Trata-se de um psitacídeo de porte médio que mede entre 31 e 37 centímetros de comprimento total. Sua plumagem é predominantemente verde-oliva opaca, exibindo um aspecto escamado característico devido às margens escuras ou enegrecidas de suas penas. Na testa e na região loral, apresenta uma faixa marcante de cor vermelho-tijolo ou ferrugínea. Possui também uma mancha central no abdômen com a mesma tonalidade avermelhada, cuja intensidade e extensão variam de acordo com o indivíduo, podendo estar ausente em populações setentrionais. A cauda é longa e de cor vermelho-opaco. O bico é cinza-escuro a enegrecido, curvo e robusto, sendo visivelmente mais curto e menos alongado que o de seu parente próximo, Enicognathus leptorhynchus. A íris é castanho-alaranjada e as patas têm tonalidade acinzentada.
Distribuição geográfica: Esta espécie detém o registro de ser o psitacídeo mais austral do mundo. Distribui-se amplamente pelo cone sul da América do Sul, cobrindo extensas áreas do Chile e da Argentina. No território chileno, habita desde a Região de Valparaíso até a Península de Brunswick e o arquipélago da Terra do Fogo. No lado argentino, sua ocorrência se estende desde o oeste das províncias de Neuquén e Río Negro, descendo pela vertente oriental da cordilheira andino-patagônica até o extremo sul da província da Terra do Fogo.

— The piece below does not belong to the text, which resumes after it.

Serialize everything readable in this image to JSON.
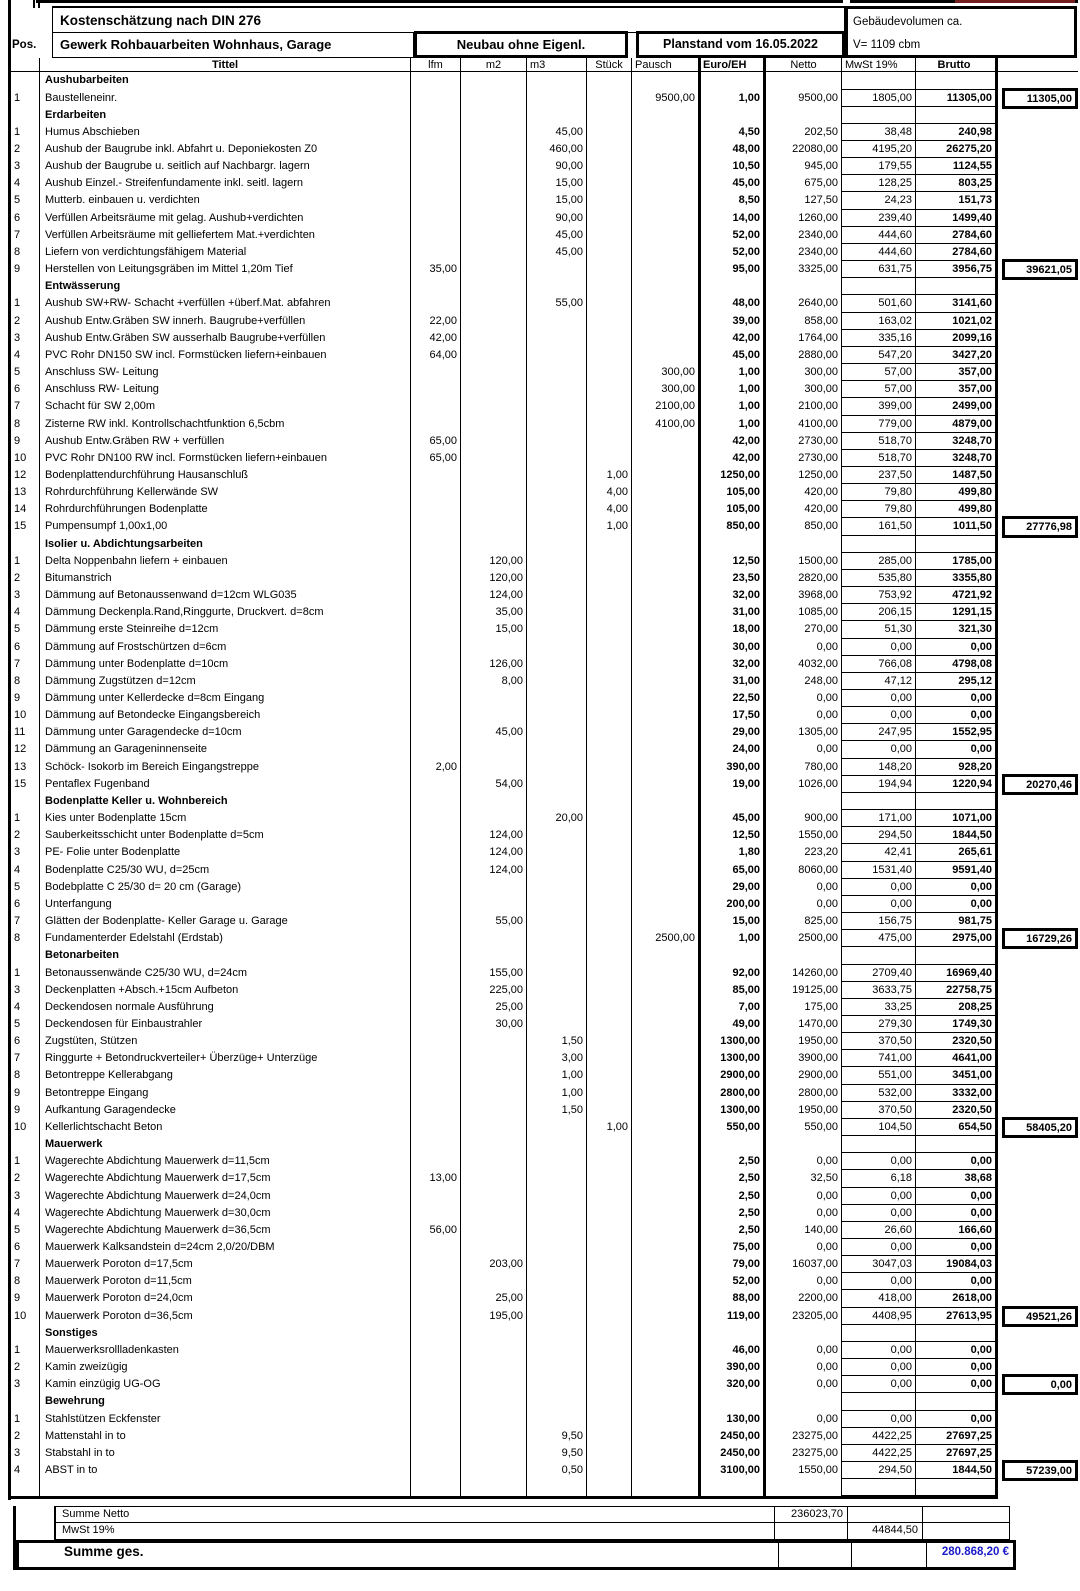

Ambiente: Habita principalmente as florestas temperadas andino-patagônicas, caracterizadas pela presença de árvores do gênero Nothofagus, tais como a lenga (Nothofagus pumilio), o coihue (Nothofagus dombeyi) e o roble (Nothofagus obliqua). É também uma espécie intimamente associada às florestas de pehuén (Araucaria araucana). Frequenta bordas de florestas, matagais densos, vales arborizados e, ocasionalmente, áreas agrícolas, pomares suburbanos e parques urbanos em cidades austrais, distribuindo-se desde o nível do mar até cerca de 2000 metros de altitude.
Alimentação: Sua dieta é essencialmente fitófaga, comportando-se como um consumidor oportunista dos recursos da floresta. Alimenta-se ativamente de sementes, sendo os pinhões da Araucaria araucana um recurso crucial durante a época de frutificação. Consome também sementes de diversas espécies de Nothofagus, brotos tenros, folhas jovens, flores, bagas e frutos carnosos de arbustos nativos, como o calafate (Berberis microphylla) e o maqui (Aristotelia chilensis). Ocasionalmente, desce ao solo para escavar em busca de raízes tenras, bulbos e tubérculos utilizando seu bico adaptado.
Comportamento: É uma espécie extremamente gregária e social, deslocando-se em bandos barulhentos que variam de algumas dezenas a centenas de indivíduos fora do período reprodutivo. Possui um voo rápido, direto e ligeiramente ondulante, caracterizado por batidas de asas rítmicas acompanhadas de vocalizações ásperas e agudas constantes que asseguram a coesão do grupo. Durante o dia, dividem suas atividades entre a alimentação nas copas das árvores ou no solo e o repouso em galhos altos, onde sua plumagem verde oferece excelente mimetismo contra predadores aéreos. Realiza migrações sazonais altitudinais e latitudinais, deslocando-se para áreas mais baixas ou mais ao norte durante os rigorosos invernos austrais.
Nidificação: O período de reprodução tem início no final da primavera austral, geralmente entre os meses de novembro e dezembro. É uma ave que utiliza cavidades naturais para instalar seu ninho, selecionando ocos profundos em troncos de árvores maduras ou em decomposição, especialmente das espécies Nothofagus e Araucaria, embora também possa utilizar fendas em paredões rochosos escarpados. A fêmea realiza a postura de 4 a 6 ovos brancos e opacos. O período de incubação dura de 21 a 26 dias, sendo realizado quase exclusivamente pela fêmea, enquanto o macho fornece o alimento. Ambos os pais cuidam dos filhotes por meio de regurgitação até que estes deixem o ninho com aproximadamente sete semanas de vida.
Categoria de conservação: Atualmente, está classificada na categoria de Pouco Preocupante (LC) de acordo com a União Internacional para a Conservação da Natureza (IUCN). Embora a população global seja considerada estável e a espécie permaneça comum em grande parte de sua área de distribuição, ela enfrenta ameaças localizadas que exigem monitoramento contínuo. As principais pressões humanas incluem a perda e fragmentação de habitat decorrentes do desmatamento de florestas nativas temperadas, incêndios florestais, competição por cavidades de nidificação com espécies exóticas introduzidas e, em menor escala, a captura ilegal para o comércio de animais de estimação.